The timing matters for two constituencies. First, the plaintiff bar in *Johnson v. Zuffa* and related cases can now depose Campbell and financial officers without White's testimony muddying damages calculations—his role as promotional figurehead stays intact while operational liability shifts to executives with tighter paper trails. Second, sponsors and media buyers sizing UFC's next rights cycle ($2.8 billion from ESPN through 2025) are watching whether decentralized decision-making speeds up fight announcements and reduces the belt-holder logjams that plagued 2023's pay-per-view calendar. White's public feuds with Francis Ngannou and Nate Diaz stretched negotiations into multi-year sagas; Campbell closed both exits in under six weeks once he took point.

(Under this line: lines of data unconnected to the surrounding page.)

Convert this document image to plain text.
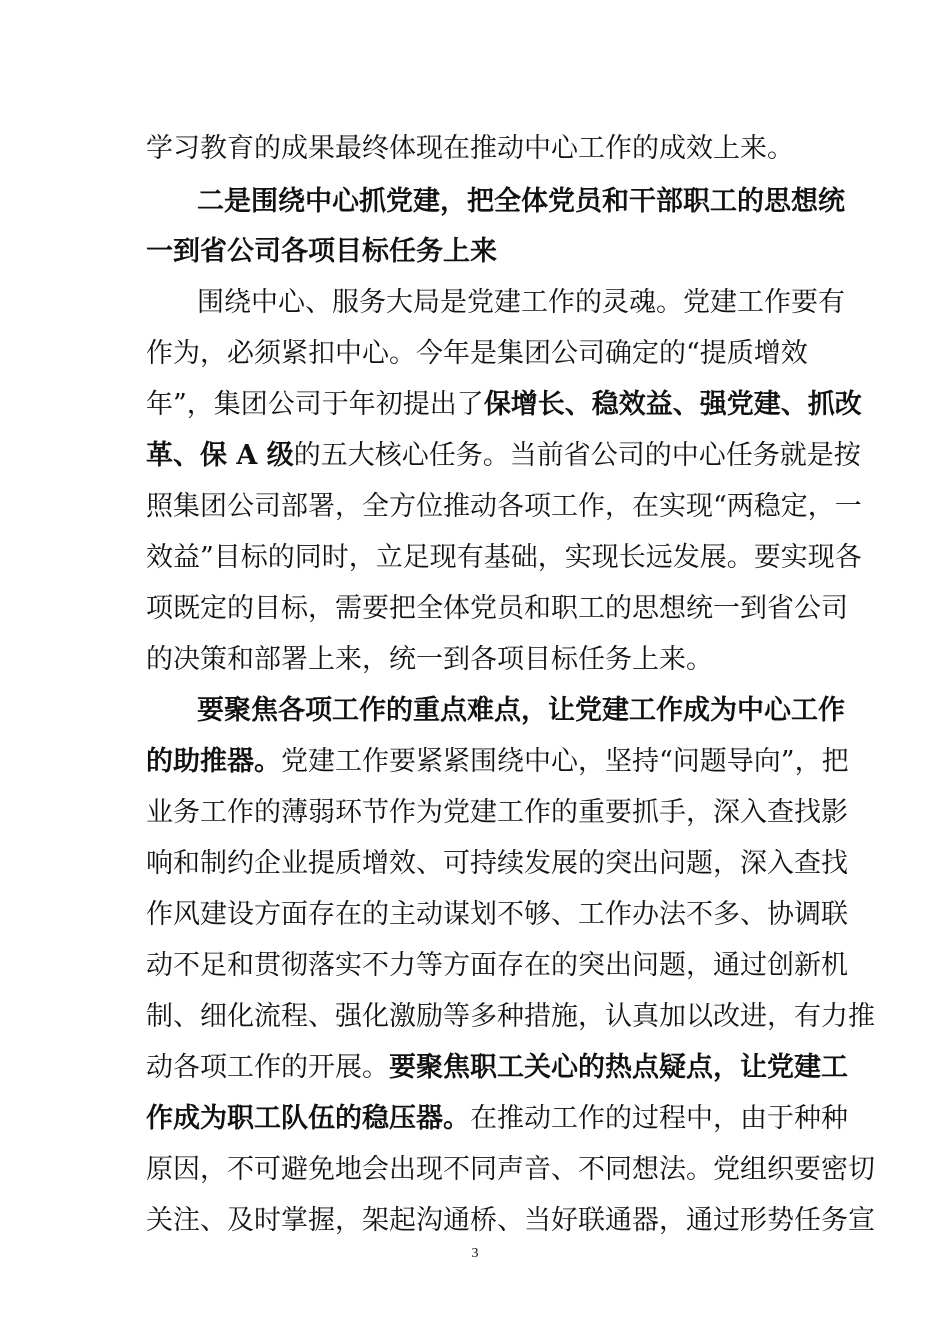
学习教育的成果最终体现在推动中心工作的成效上来。
二是围绕中心抓党建，把全体党员和干部职工的思想统
一到省公司各项目标任务上来
围绕中心、服务大局是党建工作的灵魂。党建工作要有
作为，必须紧扣中心。今年是集团公司确定的“提质增效
年”，集团公司于年初提出了保增长、稳效益、强党建、抓改
革、保 A 级的五大核心任务。当前省公司的中心任务就是按
照集团公司部署，全方位推动各项工作，在实现“两稳定，一
效益”目标的同时，立足现有基础，实现长远发展。要实现各
项既定的目标，需要把全体党员和职工的思想统一到省公司
的决策和部署上来，统一到各项目标任务上来。
要聚焦各项工作的重点难点，让党建工作成为中心工作
的助推器。党建工作要紧紧围绕中心，坚持“问题导向”，把
业务工作的薄弱环节作为党建工作的重要抓手，深入查找影
响和制约企业提质增效、可持续发展的突出问题，深入查找
作风建设方面存在的主动谋划不够、工作办法不多、协调联
动不足和贯彻落实不力等方面存在的突出问题，通过创新机
制、细化流程、强化激励等多种措施，认真加以改进，有力推
动各项工作的开展。要聚焦职工关心的热点疑点，让党建工
作成为职工队伍的稳压器。在推动工作的过程中，由于种种
原因，不可避免地会出现不同声音、不同想法。党组织要密切
关注、及时掌握，架起沟通桥、当好联通器，通过形势任务宣
3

The shift also creates a legibility problem for managers. White's word, however erratic, was binding. Campbell operates through tiered approval chains and uses data models for fighter valuation that incorporate social engagement and historical buy rates—rational inputs, but slower outputs. Three agencies that represent ranked fighters told clients in November to expect longer negotiation windows and to bring comparable offer sheets from other promotions, something that was previously considered disrespectful posturing. The UFC's standard response—"we don't negotiate against ourselves"—now comes from Campbell's office, not White's phone.
What to watch: Campbell's next public negotiation will likely be with a top-five lightweight or welterweight whose contract expires in Q2 2025, giving the market its first read on whether the new structure compresses or expands the gap between UFC pay and Saudi-backed competitor offers. Maynard's matchmaking tendencies—favoring stylistic clashes over ranking logic—will show up in the next 12 to 16 weeks of main-event bookings. And White's testimony transcripts, once fully unsealed, may detail when exactly the handoff occurred, clarifying whether this was estate-planning housekeeping or a response to litigation pressure that coincidentally preceded a $12 billion valuation round for Endeavor's TKO subsidiary.
White still signs off on bonuses, sets pay-per-view points for champions, and controls media access. But the negotiations that built his reputation—screaming matches, handshake six-figure bumps, ego-driven cuts—are now someone else's job. Campbell doesn't scream, and his handshake deals include arbitration clauses.